Pedestrians only on the main road

It's magical to witness a capital city shutdown , cars unable to drive because of large buses blocking the way, leaving a huge city made entirely of pedestrian only streets and mobs of police watching idly by. Not so magical when the only dirt road out of the tiny town you are staying in is blocked with tree trunks, dug out trenches and fires. 

But through all this I'm reminded by what a friend said to me, 'No matter where you are in the world, people are the same. Everyone like to drink a little, dance a little and most importantly have a good time' and I can't agree with the sentiment more.
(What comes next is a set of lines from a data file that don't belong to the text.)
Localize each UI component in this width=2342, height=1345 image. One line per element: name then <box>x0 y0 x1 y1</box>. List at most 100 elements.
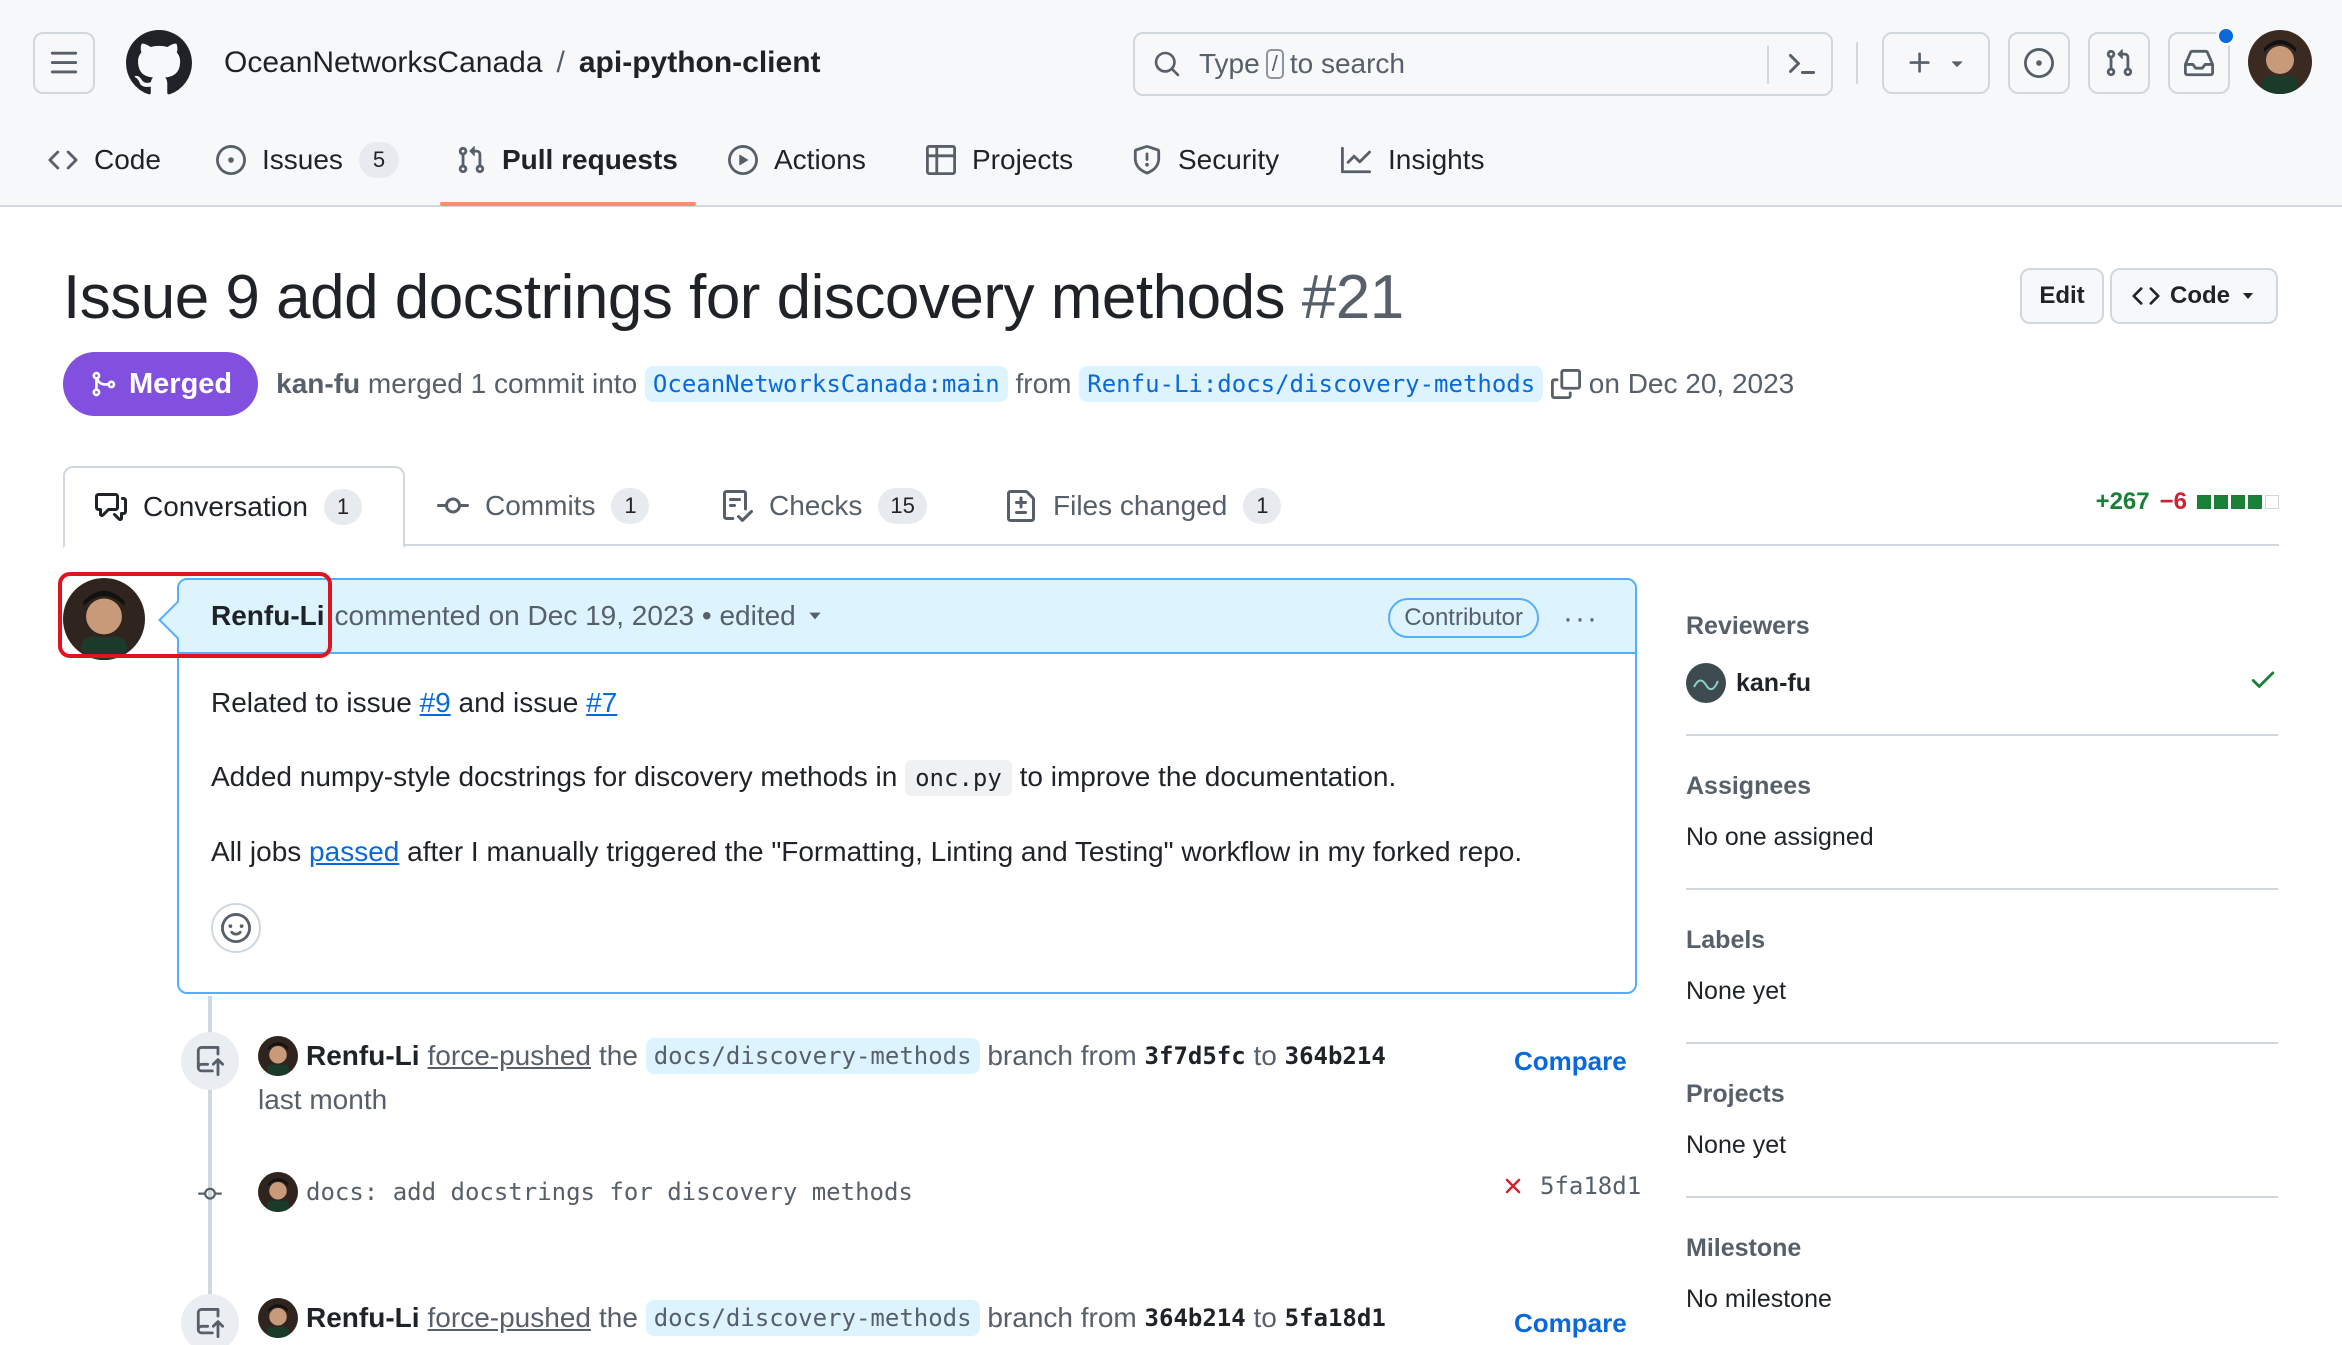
reviewer-row: kan-fu <box>1686 663 2278 703</box>
file-diff-icon <box>1005 490 1037 522</box>
git-commit-icon <box>192 1182 228 1206</box>
tab-files-changed[interactable]: Files changed 1 <box>1005 466 1282 546</box>
user-avatar[interactable] <box>2248 30 2312 94</box>
text-added: Added numpy-style docstrings for discove… <box>211 761 898 792</box>
tab-checks[interactable]: Checks 15 <box>721 466 927 546</box>
check-icon <box>2248 664 2278 694</box>
search-placeholder-prefix: Type <box>1199 48 1260 79</box>
compare-link[interactable]: Compare <box>1514 1046 1627 1077</box>
nav-projects-label: Projects <box>972 144 1074 175</box>
relative-time[interactable]: last month <box>258 1084 387 1116</box>
force-pushed-link[interactable]: force-pushed <box>428 1040 591 1072</box>
timeline-event-1-time: last month <box>258 1084 387 1116</box>
merger-link[interactable]: kan-fu <box>276 368 360 400</box>
comment-author-avatar[interactable] <box>63 578 145 660</box>
base-branch-link[interactable]: OceanNetworksCanada:main <box>644 366 1008 402</box>
nav-pull-requests-label: Pull requests <box>502 144 678 175</box>
compare-link[interactable]: Compare <box>1514 1308 1627 1339</box>
event-author-link[interactable]: Renfu-Li <box>306 1302 420 1334</box>
text-to: to <box>1253 1040 1277 1071</box>
text-to: to <box>1253 1302 1277 1333</box>
commit-sha-link[interactable]: 5fa18d1 <box>1540 1172 1641 1200</box>
text-branch-from: branch from <box>987 1040 1137 1071</box>
text-improve: to improve the documentation. <box>1019 761 1397 792</box>
to-sha-link[interactable]: 364b214 <box>1285 1042 1386 1070</box>
to-sha-link[interactable]: 5fa18d1 <box>1285 1304 1386 1332</box>
caret-down-icon <box>2240 288 2256 304</box>
tab-conversation[interactable]: Conversation 1 <box>63 466 405 548</box>
pr-number: #21 <box>1301 263 1404 332</box>
your-pull-requests-button[interactable] <box>2088 32 2150 94</box>
reviewer-avatar[interactable] <box>1686 663 1726 703</box>
search-input[interactable]: Type / to search <box>1133 32 1833 96</box>
nav-pull-requests[interactable]: Pull requests <box>456 130 678 190</box>
your-issues-button[interactable] <box>2008 32 2070 94</box>
branch-tag[interactable]: docs/discovery-methods <box>645 1300 980 1336</box>
event-author-avatar[interactable] <box>258 1036 298 1076</box>
github-logo-icon[interactable] <box>126 30 192 96</box>
event-author-link[interactable]: Renfu-Li <box>306 1040 420 1072</box>
command-palette-icon[interactable] <box>1785 48 1817 80</box>
text-all-jobs: All jobs <box>211 836 302 867</box>
add-reaction-button[interactable] <box>211 903 261 953</box>
pr-meta-row: Merged kan-fu merged 1 commit into Ocean… <box>63 352 1794 416</box>
tab-files-changed-count: 1 <box>1243 488 1282 524</box>
merged-text: merged 1 commit into <box>367 368 638 399</box>
graph-icon <box>1340 145 1372 175</box>
smiley-icon <box>221 913 251 943</box>
comment-meta[interactable]: commented on Dec 19, 2023 • edited <box>335 600 796 632</box>
projects-heading[interactable]: Projects <box>1686 1080 2278 1109</box>
repo-navigation: Code Issues 5 Pull requests Actions Proj… <box>0 130 2342 207</box>
git-pull-request-icon <box>456 145 486 175</box>
from-sha-link[interactable]: 3f7d5fc <box>1145 1042 1246 1070</box>
shield-icon <box>1132 145 1162 175</box>
copy-icon[interactable] <box>1550 369 1581 399</box>
commit-row: docs: add docstrings for discovery metho… <box>258 1172 913 1212</box>
milestone-heading[interactable]: Milestone <box>1686 1234 2278 1263</box>
menu-button[interactable] <box>33 32 95 94</box>
issue-7-link[interactable]: #7 <box>586 687 617 718</box>
edit-label: Edit <box>2039 282 2085 309</box>
commit-message-link[interactable]: docs: add docstrings for discovery metho… <box>306 1178 913 1206</box>
force-pushed-link[interactable]: force-pushed <box>428 1302 591 1334</box>
from-sha-link[interactable]: 364b214 <box>1145 1304 1246 1332</box>
nav-code[interactable]: Code <box>48 130 161 190</box>
code-dropdown-button[interactable]: Code <box>2110 268 2278 324</box>
labels-heading[interactable]: Labels <box>1686 926 2278 955</box>
assignees-heading[interactable]: Assignees <box>1686 772 2278 801</box>
edit-title-button[interactable]: Edit <box>2020 268 2104 324</box>
nav-insights[interactable]: Insights <box>1340 130 1485 190</box>
repo-owner-link[interactable]: OceanNetworksCanada <box>224 46 543 80</box>
nav-security[interactable]: Security <box>1132 130 1279 190</box>
issue-9-link[interactable]: #9 <box>420 687 451 718</box>
reviewers-heading[interactable]: Reviewers <box>1686 612 2278 641</box>
event-author-avatar[interactable] <box>258 1298 298 1338</box>
plus-icon <box>1906 49 1934 77</box>
x-icon[interactable] <box>1500 1173 1526 1199</box>
active-tab-indicator <box>440 202 696 206</box>
repo-name-link[interactable]: api-python-client <box>579 46 821 80</box>
nav-insights-label: Insights <box>1388 144 1485 175</box>
text-and-issue: and issue <box>458 687 579 718</box>
passed-link[interactable]: passed <box>309 836 399 867</box>
nav-projects[interactable]: Projects <box>926 130 1073 190</box>
create-new-button[interactable] <box>1882 32 1990 94</box>
repo-push-icon <box>181 1294 239 1345</box>
reviewer-name-link[interactable]: kan-fu <box>1736 669 1811 698</box>
caret-down-icon[interactable] <box>806 607 824 625</box>
caret-down-icon <box>1948 54 1966 72</box>
search-divider <box>1767 46 1769 84</box>
branch-tag[interactable]: docs/discovery-methods <box>645 1038 980 1074</box>
nav-issues[interactable]: Issues 5 <box>216 130 399 190</box>
head-branch-link[interactable]: Renfu-Li:docs/discovery-methods <box>1079 366 1544 402</box>
diffstat-blocks <box>2197 495 2279 509</box>
diffstat-additions: +267 <box>2095 488 2150 515</box>
tab-commits[interactable]: Commits 1 <box>437 466 650 546</box>
tab-conversation-label: Conversation <box>143 491 308 522</box>
comment-discussion-icon <box>95 491 127 523</box>
kebab-horizontal-icon[interactable]: ··· <box>1563 602 1599 636</box>
commit-author-avatar[interactable] <box>258 1172 298 1212</box>
header-divider <box>1856 42 1858 84</box>
comment-author-link[interactable]: Renfu-Li <box>211 600 325 632</box>
nav-actions[interactable]: Actions <box>728 130 866 190</box>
The bike has allowed us to see many awe inspiring things, but also given us many challenges. But what is amazing is how we've overcome everything – Stuck in a small town, it's after 9pm, it’s dark and cold and it’s Easter Friday and there's nowhere to stay. Or an even smaller town, where the only place you can stay denies you because you broke their entrance with the bike. Or getting towed by a taxi through thick mud in the dark (night-time is a regularly theme here).Or filling up with petrol in another tiny town and then the motorbike won't start . I could keep going if you wanted. But if these problems have taught me anything, it's that no matter how difficult a challenge, we got through it. I could be confident that no matter what happened, it would get sorted, even if at the time you could not see how. 

We let her test the depth first
We weren't the only ones getting stuck

I'll finish with one more thing, maybe the thing I'll miss most about the trip when it's over. It’s being packed up and on the road by 8.30am. It is 9.30am now and we are out the town and into the countryside or winding up some mountain pass. A day of driving is before us but with so much time ahead I'm not worried about getting there,  just about living the moment. I'm not uncomfortable yet, I can relax and take it all in, the sights, the sounds, the serenity. No sign of human life, just the world spread out before me. Alone with my thoughts, I might be considering some philosophical problem, or simply wondering what happened to Toby from 'West Wing' (more of the latter). During a typical workday I would see 9.30am and think I have a whole day of hard work ahead. But on the bike I have a day ahead to enjoy life, a day to appreciate, a day to discover.